Hayat sürekli değişiyormuş..
Tabiî ki değişiyor.. Ama insanın tabiî ihtiyaçları değişmiyor.
İnsanların hepsi doğuyor, büyüyor,
ölüyor. Bu değişmiyor..
Beslenme ihtiyacımızda değişen
birşey yok.
Aslında, hayatın
değişen yönleri, değişmeyenlere göre çok
çok önemsiz ve cüz’î durumda.
*
Beşer, yazısının daha ilk
cümlesinde, Fıkıh’ın temel özelliği olarak, “değişkenliği” gösteriyor.

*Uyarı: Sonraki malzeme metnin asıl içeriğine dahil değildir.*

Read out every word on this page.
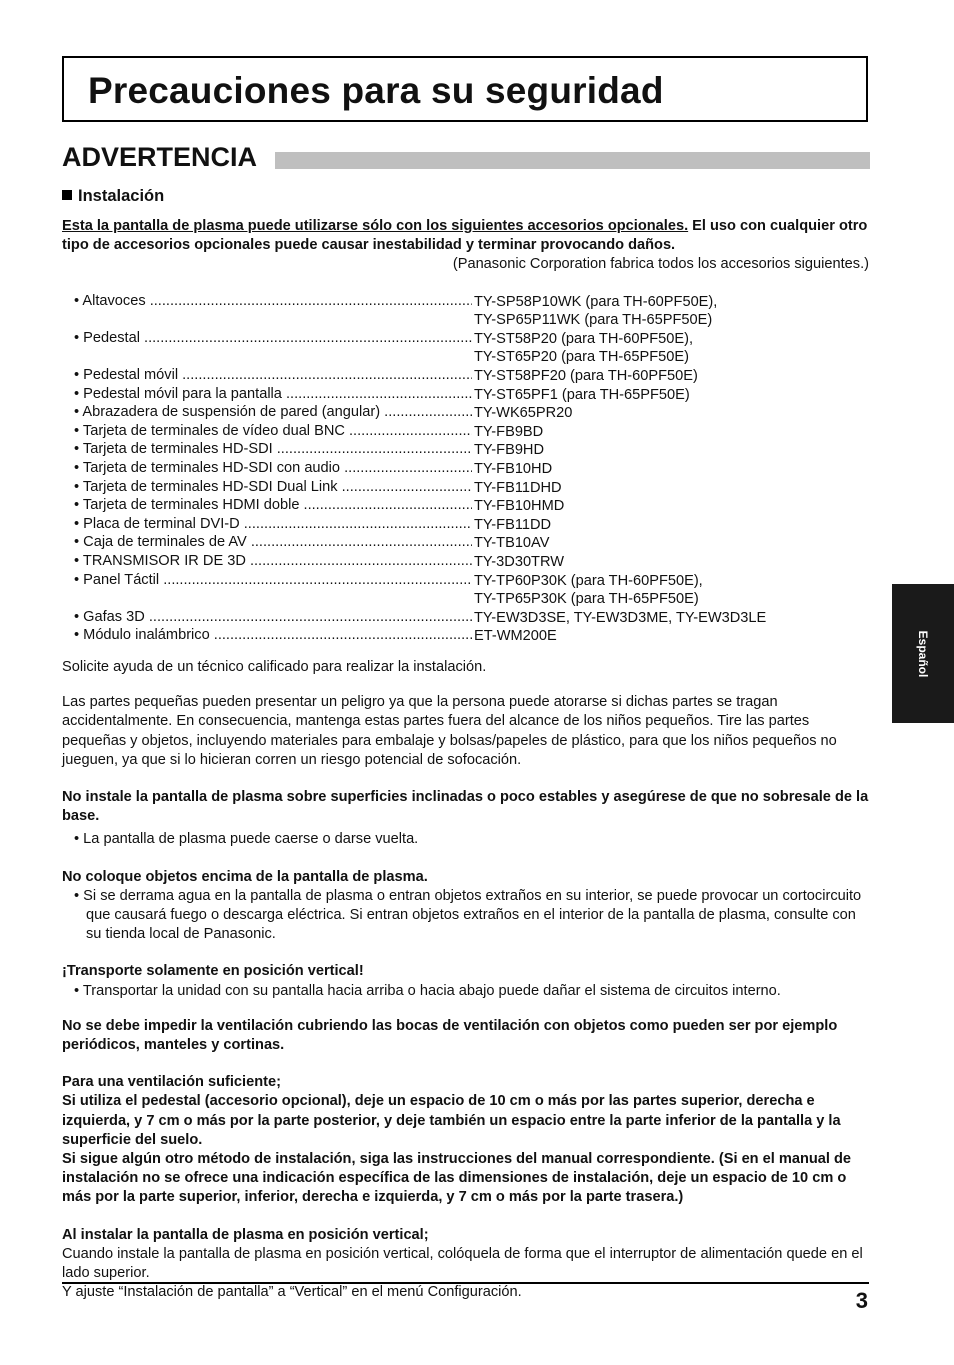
Precauciones para su seguridad
ADVERTENCIA
Instalación

Esta la pantalla de plasma puede utilizarse sólo con los siguientes accesorios opcionales. El uso con cualquier otro tipo de accesorios opcionales puede causar inestabilidad y terminar provocando daños.

(Panasonic Corporation fabrica todos los accesorios siguientes.)

• Altavoces .....	TY-SP58P10WK (para TH-60PF50E),
TY-SP65P11WK (para TH-65PF50E)
• Pedestal .....	TY-ST58P20 (para TH-60PF50E),
TY-ST65P20 (para TH-65PF50E)
• Pedestal móvil .....	TY-ST58PF20 (para TH-60PF50E)
• Pedestal móvil para la pantalla .....	TY-ST65PF1 (para TH-65PF50E)
• Abrazadera de suspensión de pared (angular) .....	TY-WK65PR20
• Tarjeta de terminales de vídeo dual BNC .....	TY-FB9BD
• Tarjeta de terminales HD-SDI .....	TY-FB9HD
• Tarjeta de terminales HD-SDI con audio .....	TY-FB10HD
• Tarjeta de terminales HD-SDI Dual Link .....	TY-FB11DHD
• Tarjeta de terminales HDMI doble .....	TY-FB10HMD
• Placa de terminal DVI-D .....	TY-FB11DD
• Caja de terminales de AV .....	TY-TB10AV
• TRANSMISOR IR DE 3D .....	TY-3D30TRW
• Panel Táctil .....	TY-TP60P30K (para TH-60PF50E),
TY-TP65P30K (para TH-65PF50E)
• Gafas 3D .....	TY-EW3D3SE, TY-EW3D3ME, TY-EW3D3LE
• Módulo inalámbrico .....	ET-WM200E

Solicite ayuda de un técnico calificado para realizar la instalación.

Las partes pequeñas pueden presentar un peligro ya que la persona puede atorarse si dichas partes se tragan accidentalmente. En consecuencia, mantenga estas partes fuera del alcance de los niños pequeños. Tire las partes pequeñas y objetos, incluyendo materiales para embalaje y bolsas/papeles de plástico, para que los niños pequeños no jueguen, ya que si lo hicieran corren un riesgo potencial de sofocación.

No instale la pantalla de plasma sobre superficies inclinadas o poco estables y asegúrese de que no sobresale de la base.

• La pantalla de plasma puede caerse o darse vuelta.

No coloque objetos encima de la pantalla de plasma.

• Si se derrama agua en la pantalla de plasma o entran objetos extraños en su interior, se puede provocar un cortocircuito que causará fuego o descarga eléctrica. Si entran objetos extraños en el interior de la pantalla de plasma, consulte con su tienda local de Panasonic.

¡Transporte solamente en posición vertical!

• Transportar la unidad con su pantalla hacia arriba o hacia abajo puede dañar el sistema de circuitos interno.

No se debe impedir la ventilación cubriendo las bocas de ventilación con objetos como pueden ser por ejemplo periódicos, manteles y cortinas.

Para una ventilación suficiente;

Si utiliza el pedestal (accesorio opcional), deje un espacio de 10 cm o más por las partes superior, derecha e izquierda, y 7 cm o más por la parte posterior, y deje también un espacio entre la parte inferior de la pantalla y la superficie del suelo.

Si sigue algún otro método de instalación, siga las instrucciones del manual correspondiente. (Si en el manual de instalación no se ofrece una indicación específica de las dimensiones de instalación, deje un espacio de 10 cm o más por la parte superior, inferior, derecha e izquierda, y 7 cm o más por la parte trasera.)

Al instalar la pantalla de plasma en posición vertical;

Cuando instale la pantalla de plasma en posición vertical, colóquela de forma que el interruptor de alimentación quede en el lado superior.

Y ajuste “Instalación de pantalla” a “Vertical” en el menú Configuración.	3
Español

“Fıkıh … değişkendir” diyor.
Fıkhın bizzat kendisi aslında
değişken değildir. Değişken olan, sadece sınırlı
sayıdaki bazı fıkhî hükümlerdir.
Makasıd-ı
şerîa hiçbir zaman değişmez.
Şu satırlar önemli:
“Allâme Zahid el-Kevserî’nin bu husustaki tespiti
de çok önemlidir: Zamanın, mekânın değişmesi ile hükmün değişmesi, hükmün
değişik hâllere göre tafsilâtından ibarettir. Yoksa zamanın
değişmesi ile mutlak mânâda hükümlerin değiştiğini düşünmek, ilâhî
nizamı insan ürünü kanunlar seviyesine indirmek demektir.” (Kevserî, Makalât, s. 87).”
(Ergün
Çapan, “Kur’an’ın Evrenselliği ve Tarihselci Yaklaşım”, Yeni Ümit Dergisi, Yıl: 15, S. 58,
Ekim-Kasım-Aralık 2002; http://www.yeniumit.com.tr/konular.php?sayi_id=58&konu_id=45&yumit=bolum3)
*
Gelelim Beşer’in, “Hiç kimse nasla sabitlenmeyen bir konuda
her zaman aynı şeyi anlamaz. Bu sebeple de mutlak anlamda objektif bilgi olmaz”
sözüne.
Düşünmeden yazıp konuşmak diye
herhalde buna denir.
Hiç kimse nasla sabitlenmeyen bir
konuda her zaman aynı şeyi anlamasaydı, “icma” diye birşey de
olmazdı.
Yani Beşer’e göre, edille-i
şeriyyede “icma” diye bir fasıl aslında yokmuş. Çünkü nasla sabitlenmediğinde
herhangi bir konuda aynı şeyi anlamak mümkün olmuyor.
Beşer, “Bu sebeple…”
diyerek, bu yanlış “iddia”sından hareketle bir başka hükmü, sözde ispatlamış
oluyor. Bu sebeple “mutlak anlamda objektif bilgi
olmaz”mış.
Aslında bu,
septisizmden/şüphecilikten ve agnostisizmden/bilinemezcilikten başka birşey
değildir.
*
Bir defa, Ehl-i Sünnet uleması
(Kelam/itikat âlimleri), mutlak ve objektif bilgiye ulaşmanın mümkün olduğu
konusunda müttefiktir.
Mutlak anlamda objektif bilginin
bulunmaması iddiası, Eski Yunan sofistlerine ve bu
zamanın postmodernistlerine aittir.
Konunun teferruatına burada
girmeyelim.
Mesele şu: Faruk Beşer, neden bu batıl fikirleri İslam adına ortaya
sürüyor?
İslam adına eleştirilen birilerinin
yanlışları için “Öyle de olur, fıkıh değişkendir, zaten bilgi mutlak
anlamda objektif olmaz, sizin bilginiz de mutlak anlamda objektif değildir,
birilerini eleştirip keyiflerini bozmayın” demek istemiyorsa, bunları niçin
yazıyor?
*
“Fıkıh değişkendir” şeklindeki zırva, “Helal bellidir, haram da bellidir” diyen Rasulullah sallallahu
aleyhi ve sellem’i yalanlamak anlamına gelir.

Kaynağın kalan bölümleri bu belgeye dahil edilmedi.